Black Bean, Corn and Sweet Potato Sliders
- 2 14-ounce can black beans, drained (reserve some of the liquid)
- 1 cup corn (I prefer frozen)
- 1 small red onion, chopped
- 2 cloves garlic, finely chopped
- 2 tablespoons mexican spice mix
- 1 teaspoon kosher salt
- 1 teaspoon black pepper
- 1 egg
- ½ cup bread crumbs
- ½ cup fresh cilantro, chopped
- 1 small sweet potato, peeled and cut into small cubes
- 1-2 tablespoons olive oil for cooking
burger buns, butter lettuce, purple cabbage, cotija cheese, cucumbers, fresh lime, guacamole, jalapeno, onions, salsa, sour cream and/or tomatoes.
In medium size sauce pan, boil potatoes until fork tender, 10-15 minutes. Drain, cover and chill until ready to use.
In a large mixing bowl, combine all ingredients (except corn and sweet potatoes) and mash with a fork (if mixture is too dry, add some of the reserved bean liquid).

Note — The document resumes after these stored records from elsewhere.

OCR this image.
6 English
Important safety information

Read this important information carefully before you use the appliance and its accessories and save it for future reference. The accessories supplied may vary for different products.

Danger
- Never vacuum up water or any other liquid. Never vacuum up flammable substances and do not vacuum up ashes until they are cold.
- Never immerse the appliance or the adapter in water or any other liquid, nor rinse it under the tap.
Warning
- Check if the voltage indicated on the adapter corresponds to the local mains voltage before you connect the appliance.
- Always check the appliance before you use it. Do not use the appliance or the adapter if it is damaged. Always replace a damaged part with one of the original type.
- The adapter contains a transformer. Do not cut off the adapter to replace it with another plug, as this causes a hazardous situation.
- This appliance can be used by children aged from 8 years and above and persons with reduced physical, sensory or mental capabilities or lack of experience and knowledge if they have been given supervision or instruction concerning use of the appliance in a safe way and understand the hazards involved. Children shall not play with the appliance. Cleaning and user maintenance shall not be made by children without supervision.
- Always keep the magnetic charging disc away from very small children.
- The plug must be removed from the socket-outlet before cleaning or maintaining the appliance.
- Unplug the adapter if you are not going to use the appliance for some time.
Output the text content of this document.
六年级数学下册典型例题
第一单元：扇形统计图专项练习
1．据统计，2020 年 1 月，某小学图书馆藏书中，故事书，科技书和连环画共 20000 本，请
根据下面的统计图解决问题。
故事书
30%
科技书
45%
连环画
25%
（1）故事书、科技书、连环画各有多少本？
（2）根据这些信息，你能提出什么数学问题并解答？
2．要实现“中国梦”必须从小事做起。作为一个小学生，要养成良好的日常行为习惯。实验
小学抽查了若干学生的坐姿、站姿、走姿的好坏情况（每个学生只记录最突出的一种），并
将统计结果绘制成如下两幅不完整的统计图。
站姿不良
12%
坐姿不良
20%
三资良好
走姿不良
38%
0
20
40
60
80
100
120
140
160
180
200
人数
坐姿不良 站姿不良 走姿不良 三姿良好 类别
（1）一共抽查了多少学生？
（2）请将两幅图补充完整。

Add corn and sweet potatoes and gently shape into patties and cover; chill at least 1 hour and up to 1 day.
Heat a large pan over medium high heat and add the olive oil. Cook the patties for 5 minutes on each side. Transfer to platter.
Serve sliders on top of a bed of greens and salad toppings, or fill in lettuce leaves and eat as wraps, or in a bun with all the fixings.